Scraping Paginated Content with Python: Offset, Cursor, and Infinite Scroll (2026)
You hit "next page" and the URL changes to ?page=2. Easy enough. But then you run into an API that returns a cursor token, or a site that loads more items as you scroll. Each pagination pattern needs a different scraping strategy.
This guide covers every pagination pattern you'll encounter in 2026, with complete Python code, error handling, deduplication, and async patterns for high-volume scraping.
The Five Pagination Patterns
Every paginated source falls into one of these categories:
- URL offset — the page number or item offset sits in the URL (
?page=2,?offset=20). You can predict every page URL before you start. - Cursor/token — each response contains a token pointing to the next batch (
cursor=abc123,after=eyJpZCI6NDJ9). You must follow the chain; you can't skip ahead. - Link header / HTML next link — the server tells you the next URL via an HTTP
Linkheader or an HTML<a rel="next">element. - Infinite scroll — JavaScript loads content as the user scrolls. No URL changes. Requires a real browser.
- Load More button — a button triggers an AJAX request to load the next batch. Also requires a browser.
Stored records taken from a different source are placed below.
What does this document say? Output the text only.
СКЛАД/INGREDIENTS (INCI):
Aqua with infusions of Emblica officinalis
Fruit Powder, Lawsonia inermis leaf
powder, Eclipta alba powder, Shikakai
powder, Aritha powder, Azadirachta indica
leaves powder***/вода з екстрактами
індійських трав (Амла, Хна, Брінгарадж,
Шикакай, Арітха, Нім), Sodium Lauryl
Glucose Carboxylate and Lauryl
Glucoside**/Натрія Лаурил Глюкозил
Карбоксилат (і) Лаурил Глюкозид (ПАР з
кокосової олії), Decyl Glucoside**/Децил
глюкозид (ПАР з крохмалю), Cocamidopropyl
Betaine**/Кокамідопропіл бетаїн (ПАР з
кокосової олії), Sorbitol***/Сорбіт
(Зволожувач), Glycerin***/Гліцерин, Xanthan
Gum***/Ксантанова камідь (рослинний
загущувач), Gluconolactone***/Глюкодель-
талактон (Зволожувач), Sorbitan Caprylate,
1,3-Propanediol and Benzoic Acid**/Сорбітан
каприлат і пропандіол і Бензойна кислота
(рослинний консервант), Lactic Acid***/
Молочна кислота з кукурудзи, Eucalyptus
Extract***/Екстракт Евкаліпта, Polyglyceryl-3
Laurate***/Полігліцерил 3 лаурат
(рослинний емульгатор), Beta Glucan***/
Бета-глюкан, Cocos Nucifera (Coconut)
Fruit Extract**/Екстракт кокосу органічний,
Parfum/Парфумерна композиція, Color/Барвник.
Let's build a scraper for each, from simplest to most complex.
Setup
pip install httpx beautifulsoup4 playwright
python -m playwright install chromium
We'll use httpx for HTTP requests (HTTP/2 support, async-friendly), BeautifulSoup for HTML parsing, and Playwright for browser-based patterns.
Pattern 1: URL Offset Pagination
This is the simplest case. The URL contains a page number or offset you increment in a loop.
import httpx
import time
import random
HEADERS = {
"User-Agent": "Mozilla/5.0 (Macintosh; Intel Mac OS X 10_15_7) "
"AppleWebKit/537.36 (KHTML, like Gecko) Chrome/126.0.0.0 Safari/537.36",
"Accept-Language": "en-US,en;q=0.9",
}
def scrape_page_number_pagination(
base_url: str,
items_key: str = "results",
max_pages: int = 100,
delay: float = 1.5,
) -> list[dict]:
"""Scrape a JSON API with ?page=N pagination."""
all_items = []
with httpx.Client(headers=HEADERS, timeout=15, follow_redirects=True) as client:
for page in range(1, max_pages + 1):
resp = client.get(base_url, params={"page": page})
if resp.status_code == 404:
print(f"Page {page}: 404 — reached end")
break
if resp.status_code == 429:
wait = int(resp.headers.get("Retry-After", 30))
print(f"Rate limited. Sleeping {wait}s...")
time.sleep(wait)
continue
resp.raise_for_status()
try:
data = resp.json()
except Exception:
print(f"Page {page}: non-JSON response")
break
items = data.get(items_key, [])
if not items:
print(f"Page {page}: empty — done")
break
all_items.extend(items)
total = data.get("total_count") or data.get("total") or data.get("count")
print(f"Page {page}: {len(items)} items (running total: {len(all_items)}"
+ (f" / {total}" if total else "") + ")")
# Stop if we know the total and have reached it
if total and len(all_items) >= int(total):
break
time.sleep(random.uniform(delay * 0.7, delay * 1.5))
return all_items
def scrape_offset_pagination(
base_url: str,
page_size: int = 20,
items_key: str = "results",
max_items: int = 5000,
) -> list[dict]:
"""Scrape a JSON API with ?offset=N&limit=N pagination."""
all_items = []
with httpx.Client(headers=HEADERS, timeout=15) as client:
offset = 0
while len(all_items) < max_items:
resp = client.get(base_url, params={"offset": offset, "limit": page_size})
resp.raise_for_status()
data = resp.json()
items = data.get(items_key, [])
if not items:
break
all_items.extend(items)
total = data.get("count") or data.get("total")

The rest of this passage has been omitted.